Department for Communities guidance says Section 96 also forms the basis for district councils to provide justification for a project and that the disposal is for the well-being of the district.

However, a spokesperson for the Council said it 'does not consider Section 96 relevant' on this occasion.

"Throughout Council’s long consideration of this matter legal advice confirmed that Council holds no title deeds for the building. The Montague Estate holds title," they said.

" Council’s Legal Team advised Council that the land in question is not registered in the Land Registry. 

"Registry of Deeds searches were carried out from the 1930s to present and have no entries relating to the purchase of the Town Hall with a freehold title from the Montague Estate, (the building opened in around 1935).

"Council is aware of the PRONI document, but legal advice obtained and presented to Council advised that PRONI records are not proof of title and are only useful at providing general information.  

"It is possible any "purchase price" mentioned may relate to a premium under a long lease. PRONI records also show Montague involvement with the Town Hall into the 1960s.

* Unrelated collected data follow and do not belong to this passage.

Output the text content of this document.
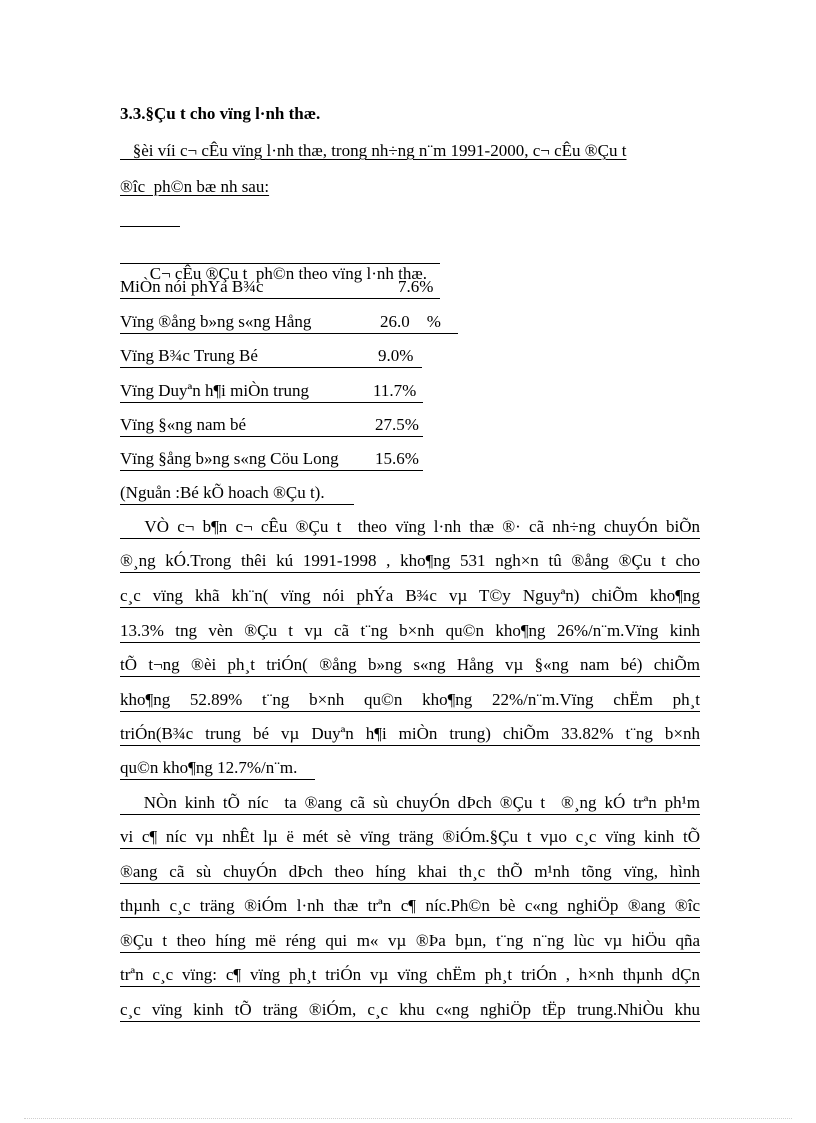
3.3.§Çu t cho vïng l·nh thæ.
§èi víi c¬ cÊu vïng l·nh thæ, trong nh÷ng n¨m 1991-2000, c¬ cÊu ®Çu t
®îc  ph©n bæ nh sau:

C¬ cÊu ®Çu t  ph©n theo vïng l·nh thæ.

MiÒn nói phÝa B¾c	7.6%
Vïng ®ång b»ng s«ng Hång	26.0    %
Vïng B¾c Trung Bé	9.0%
Vïng Duyªn h¶i miÒn trung	11.7%
Vïng §«ng nam bé	27.5%
Vïng §ång b»ng s«ng Cöu Long 15.6%
(Nguån :Bé kÕ hoach ®Çu t).
VÒ c¬ b¶n c¬ cÊu ®Çu t  theo vïng l·nh thæ ®· cã nh÷ng chuyÓn biÕn
®¸ng kÓ.Trong thêi kú 1991-1998 , kho¶ng 531 ngh×n tû ®ång ®Çu t cho
c¸c vïng khã kh¨n( vïng nói phÝa B¾c vµ T©y Nguyªn) chiÕm kho¶ng
13.3% tng vèn ®Çu t vµ cã t¨ng b×nh qu©n kho¶ng 26%/n¨m.Vïng kinh
tÕ t¬ng ®èi ph¸t triÓn( ®ång b»ng s«ng Hång vµ §«ng nam bé) chiÕm
kho¶ng 52.89% t¨ng b×nh qu©n kho¶ng 22%/n¨m.Vïng chËm ph¸t
triÓn(B¾c trung bé vµ Duyªn h¶i miÒn trung) chiÕm 33.82% t¨ng b×nh
qu©n kho¶ng 12.7%/n¨m.
NÒn kinh tÕ níc  ta ®ang cã sù chuyÓn dÞch ®Çu t  ®¸ng kÓ trªn ph¹m
vi c¶ níc vµ nhÊt lµ ë mét sè vïng träng ®iÓm.§Çu t vµo c¸c vïng kinh tÕ
®ang cã sù chuyÓn dÞch theo híng khai th¸c thÕ m¹nh tõng vïng, hình
thµnh c¸c träng ®iÓm l·nh thæ trªn c¶ níc.Ph©n bè c«ng nghiÖp ®ang ®îc
®Çu t theo híng më réng qui m« vµ ®Þa bµn, t¨ng n¨ng lùc vµ hiÖu qña
trªn c¸c vïng: c¶ vïng ph¸t triÓn vµ vïng chËm ph¸t triÓn , h×nh thµnh dÇn
c¸c vïng kinh tÕ träng ®iÓm, c¸c khu c«ng nghiÖp tËp trung.NhiÒu khu
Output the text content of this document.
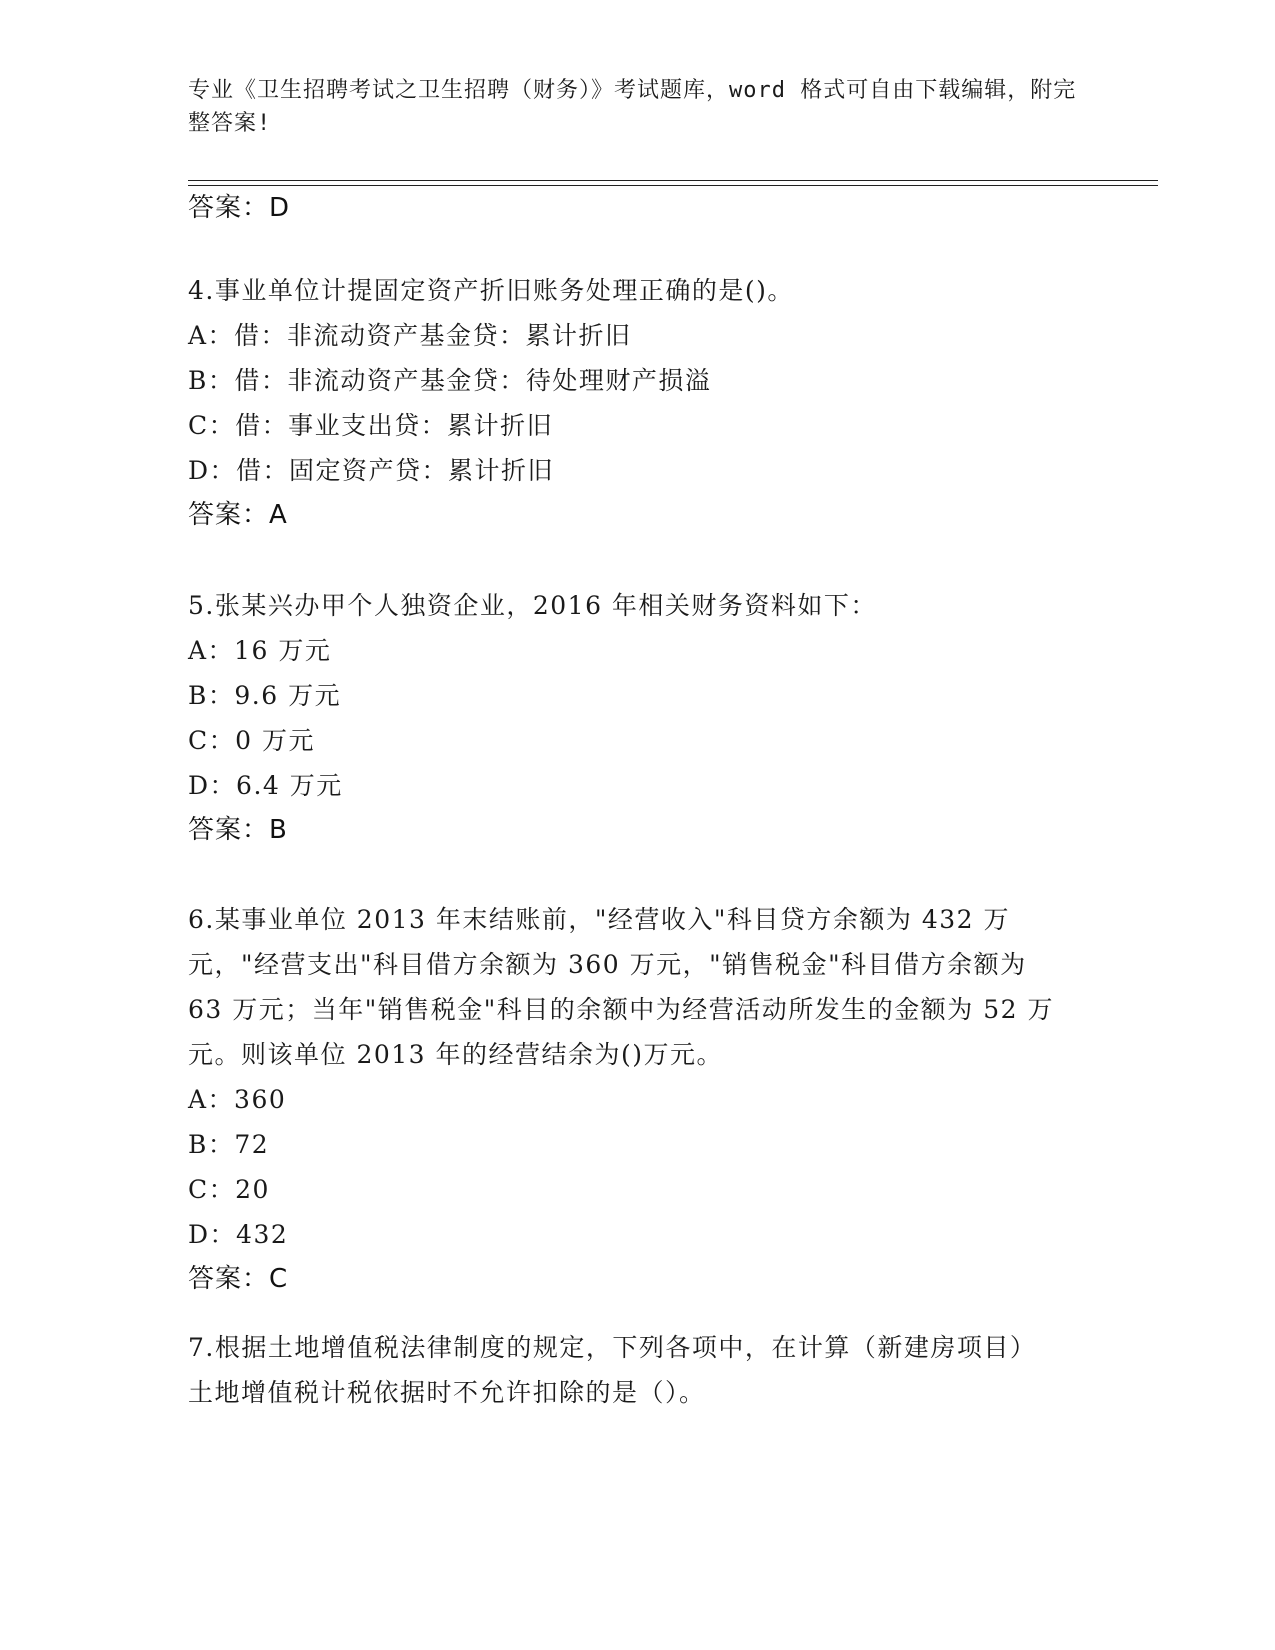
专业《卫生招聘考试之卫生招聘（财务）》考试题库，word 格式可自由下载编辑，附完整答案!
答案：D
4.事业单位计提固定资产折旧账务处理正确的是()。
A：借：非流动资产基金贷：累计折旧
B：借：非流动资产基金贷：待处理财产损溢
C：借：事业支出贷：累计折旧
D：借：固定资产贷：累计折旧
答案：A
5.张某兴办甲个人独资企业，2016 年相关财务资料如下：
A：16 万元
B：9.6 万元
C：0 万元
D：6.4 万元
答案：B
6.某事业单位 2013 年末结账前，"经营收入"科目贷方余额为 432 万元，"经营支出"科目借方余额为 360 万元，"销售税金"科目借方余额为 63 万元；当年"销售税金"科目的余额中为经营活动所发生的金额为 52 万元。则该单位 2013 年的经营结余为()万元。
A：360
B：72
C：20
D：432
答案：C
7.根据土地增值税法律制度的规定，下列各项中，在计算（新建房项目）土地增值税计税依据时不允许扣除的是（）。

"Council holds no title to the land and therefore Council does not consider Section 96 relevant as no transfer of land has taken place. 

"The possibility of a community asset transfer to the people of Portstewart can only proceed with the agreement of the legal owner of the building, the Montague Estate. 

"The community is free to engage with the Montague Estate regarding this matter."

Last week, the Montagu Estate said they were disappointed 'years of neglect' had resulted in the closure of the Town Hall.

"It is disappointing to us that the Town Hall has been allowed to fall into disrepair over so many years of neglect, causing the loss of this amenity to the townspeople of Portstewart that is sincerely felt by all," they said in a statement released by their solicitor.

Local councillor Angela Mulholland confirmed the community had made contact with the Estate.

"We have reached out to the  Montagu estate to try to find  a way to reach a positive resolution," she said.

"We want to rally the community to actively  engage in restoring our town  hall and the other areas that have been left neglected for so long."

The Department for Communities said they have 'sought assurances' from the Council.

"he Department has sought assurances from the Council, which have indicated that Section 96(5) does not apply in the case of Portstewart Town Hall," said a spokesperson.